In der ersten Regierungserklärung nach seiner Wiederwahl als Hamburger Bürgermeister hat Peter Tschentscher (SPD) mehr Wohnungsbau, mehr Investitionen und die Bereitschaft für ein neues Verkehrsmittel versprochen. Für die Opposition ein lahmes „Weiter-So“.
Zwei Wochen nach seiner Wiederwahl hat Hamburgs Bürgermeister Peter Tschentscher (SPD) im Parlament die groben Züge für die kommende Regierungszeit vorgestellt. In seiner Regierungserklärung zeichnete der 59-Jährige die langen Linien nach, die die rot-grüne Regierung seit nunmehr zehn Jahren gemeinsam verfolgt und für die kommenden fünf Jahre weiter verfolgen will.
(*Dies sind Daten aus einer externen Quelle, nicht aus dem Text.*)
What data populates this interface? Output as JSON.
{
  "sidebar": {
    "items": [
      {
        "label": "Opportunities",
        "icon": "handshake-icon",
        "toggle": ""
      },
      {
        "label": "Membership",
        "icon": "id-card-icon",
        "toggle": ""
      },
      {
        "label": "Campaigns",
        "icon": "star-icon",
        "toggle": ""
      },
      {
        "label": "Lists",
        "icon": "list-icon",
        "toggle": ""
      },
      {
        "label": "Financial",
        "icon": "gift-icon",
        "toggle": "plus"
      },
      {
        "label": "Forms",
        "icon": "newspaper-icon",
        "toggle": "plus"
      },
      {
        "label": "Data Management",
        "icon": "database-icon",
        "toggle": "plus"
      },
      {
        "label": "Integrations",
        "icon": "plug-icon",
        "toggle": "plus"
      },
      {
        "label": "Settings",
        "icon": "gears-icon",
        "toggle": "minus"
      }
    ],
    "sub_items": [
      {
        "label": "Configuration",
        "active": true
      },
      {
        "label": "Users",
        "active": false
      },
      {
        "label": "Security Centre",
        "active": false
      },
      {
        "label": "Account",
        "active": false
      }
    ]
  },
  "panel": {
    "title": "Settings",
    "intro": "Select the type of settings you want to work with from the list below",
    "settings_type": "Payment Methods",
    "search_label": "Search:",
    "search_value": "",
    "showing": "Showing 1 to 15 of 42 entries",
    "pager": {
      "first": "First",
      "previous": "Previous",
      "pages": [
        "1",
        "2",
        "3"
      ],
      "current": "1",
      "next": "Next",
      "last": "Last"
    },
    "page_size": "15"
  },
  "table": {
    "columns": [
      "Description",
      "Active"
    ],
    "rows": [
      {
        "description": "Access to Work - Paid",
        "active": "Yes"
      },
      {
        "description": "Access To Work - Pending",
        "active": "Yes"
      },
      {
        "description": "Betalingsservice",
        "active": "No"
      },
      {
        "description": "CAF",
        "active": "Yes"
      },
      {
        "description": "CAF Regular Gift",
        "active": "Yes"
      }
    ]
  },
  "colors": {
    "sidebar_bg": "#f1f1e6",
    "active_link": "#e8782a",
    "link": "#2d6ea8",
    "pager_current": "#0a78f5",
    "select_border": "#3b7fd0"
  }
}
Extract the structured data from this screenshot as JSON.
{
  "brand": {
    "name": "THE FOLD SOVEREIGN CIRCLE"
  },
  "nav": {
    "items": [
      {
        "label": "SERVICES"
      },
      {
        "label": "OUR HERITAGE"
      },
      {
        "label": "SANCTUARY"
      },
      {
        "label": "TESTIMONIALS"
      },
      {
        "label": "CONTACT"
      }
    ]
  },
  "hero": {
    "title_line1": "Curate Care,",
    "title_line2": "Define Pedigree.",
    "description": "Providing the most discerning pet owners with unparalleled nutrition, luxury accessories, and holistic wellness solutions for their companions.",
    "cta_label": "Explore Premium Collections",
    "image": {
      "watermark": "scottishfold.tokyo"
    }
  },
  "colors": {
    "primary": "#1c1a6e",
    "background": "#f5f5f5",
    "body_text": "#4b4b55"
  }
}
„Stabilität und Verlässlichkeit der Regierungsarbeit sind von großer Bedeutung, denn wirklich nachhaltige Entwicklungen lassen sich nicht von einem Wahltermin auf den nächsten erreichen“, erklärte Tschentscher. Überall auf der Welt zeige sich, „dass Länder und große Metropolen dann erfolgreich sind, wenn sie ihre Strategien langfristig verfolgen.“
Dazu gehört in Hamburg nach Ausführung von Tschentscher etwa, dass man in der Stadt weiter in Schulen, Kitas und Hochschulen investieren werde, um deren hohen Standard zu erhalten. So habe sich Hamburg in den vergangenen Jahren etwa in Bildungsvergleichen mit anderen Ländern enorm nach oben gearbeitet. Im Bereich der Hochschulen werde man weiter nach Exzellenz streben.
Ebenfalls zu diesen langen Linien gehört nach Ansicht des Bürgermeisters, mehr Personal bei Polizei und Feuerwehr möglich zu machen und deren Ausstattung etwa mit neuen Leitzentralen zu verbessern. Noch größere Investitionen kündigte Tschentscher für die Stadt als solche an. „In den kommenden Jahren werden wir 30 Milliarden Euro in die städtische Infrastruktur investieren – in Straßen, Brücken und Schienen, in Kaimauern, Logistikflächen und Hafenbahn, in den Bau von U- und S-Bahnen, in Energie- und Datennetze.“
Im Wohnungsbau versprach Tschentscher dem Ziel von 10.000 genehmigten Wohnungen wieder näherzukommen und den Bau von 3000 geförderten Wohnungen im Jahr zu schaffen. Zuletzt hatte Hamburg etwa die Möglichkeiten der Förderungen im sozialen Wohnungsbau vereinfacht und damit auch der Baubranche in der Stadt geholfen. Hamburg hatte etwa im vergangenen Jahr geringere Dellen in den Wohnungsbauzahlen hinnehmen müssen als andere Städte.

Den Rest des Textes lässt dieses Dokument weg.